対照的だと思ってた

「亮、女の子連れ込んでんの?」


シャワーから出るなり、秀にそう呼び止められた。


時々、うちに帰ってくる三つ上の兄。


「連れ込んでるって…。まぁ、そうだけど」


玄関に置いてある西嶺のスニーカーでバレたのか。


「珍しいな、お前が部屋に誰か入れるのなんて」


ハハッと笑いながら煙草の火を着けた。


「なに。その子のこと好きなの?」


好きって。


「んー…。それなりの好意は持ってるけど…」


横目で秀を見る。


薄暗い部屋の中でもわかる明るい金髪だ。


また明るくなったな…。


「それなりってなんだよー!好きなんだろー」


ケラケラ笑いながらガシッと肩に腕を乗せられる。


「ラブだろ。

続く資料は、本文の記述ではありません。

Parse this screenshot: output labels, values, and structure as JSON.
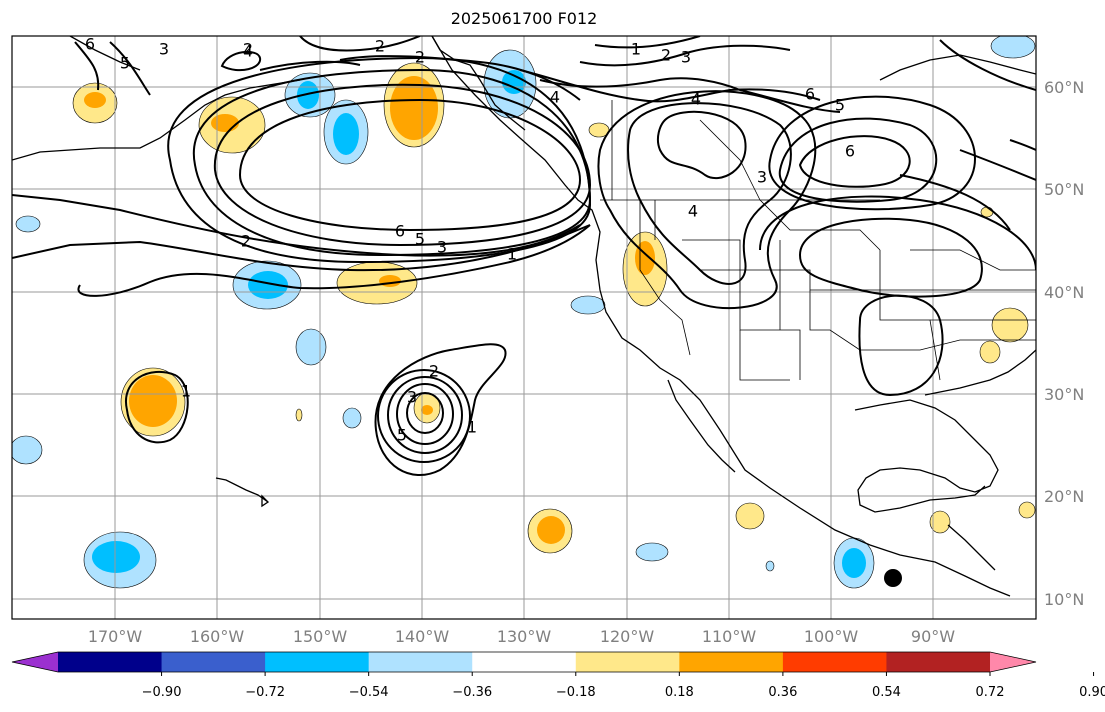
{
  "title": "2025061700 F012",
  "lon_labels": [
    "170°W",
    "160°W",
    "150°W",
    "140°W",
    "130°W",
    "120°W",
    "110°W",
    "100°W",
    "90°W"
  ],
  "lat_labels": [
    "60°N",
    "50°N",
    "40°N",
    "30°N",
    "20°N",
    "10°N"
  ],
  "colorbar": {
    "ticks": [
      "−0.90",
      "−0.72",
      "−0.54",
      "−0.36",
      "−0.18",
      "0.18",
      "0.36",
      "0.54",
      "0.72",
      "0.90"
    ],
    "colors": [
      "#9b30d0",
      "#00008b",
      "#3a5fcd",
      "#00bfff",
      "#afe2ff",
      "#ffffff",
      "#ffe88a",
      "#ffa500",
      "#ff3c00",
      "#b22222",
      "#ff88aa"
    ]
  },
  "contour_labels": [
    "2",
    "3",
    "4",
    "5",
    "6",
    "1",
    "2",
    "3",
    "4",
    "5",
    "6",
    "2",
    "6",
    "5",
    "3",
    "1",
    "4",
    "3",
    "2",
    "2",
    "1",
    "1",
    "2",
    "3",
    "4",
    "5",
    "6"
  ],
  "colors": {
    "lightblue": "#afe2ff",
    "blue": "#00bfff",
    "yellow": "#ffe88a",
    "orange": "#ffa500",
    "grid": "#9a9a9a",
    "land": "#000000"
  }
}
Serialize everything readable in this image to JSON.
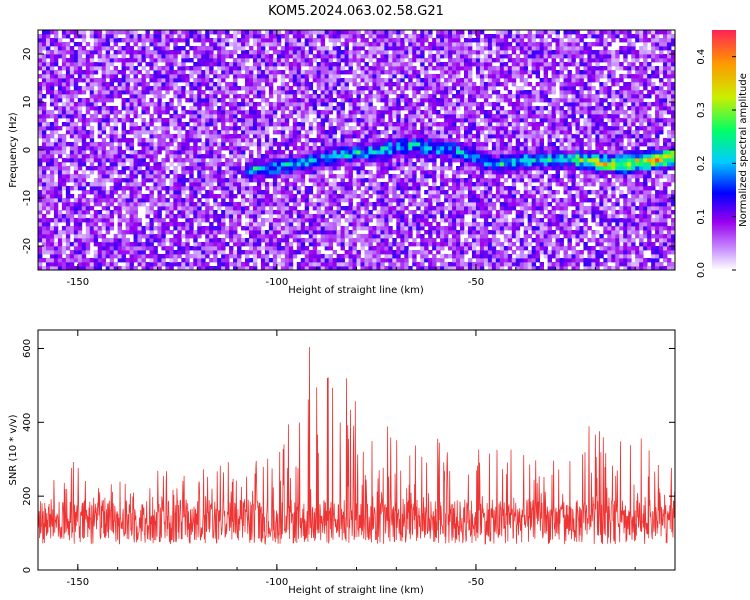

ラブ」


煙を吐きかけられた。


「亮の好きな子とか見てみてーなぁ」


「絶対見せねー。俺の好きな子だから」


「お!認めたな!襲うなよ〜」


などと、一人で騒いでいる秀を無視して二階の部屋へ帰る。


兄貴も今日は友達連れて来るはずだから、俺の寝場所はないし。


でも同じベッドとか、西嶺に悪いので床で寝ることに決めた。


西嶺を見ると、熟睡中だし。


まぁ俺より先に起きそうだよね。


ジャージを布団代わりにして寝転がる。


煙草を吸い終わるとそのまま眠くなってきた。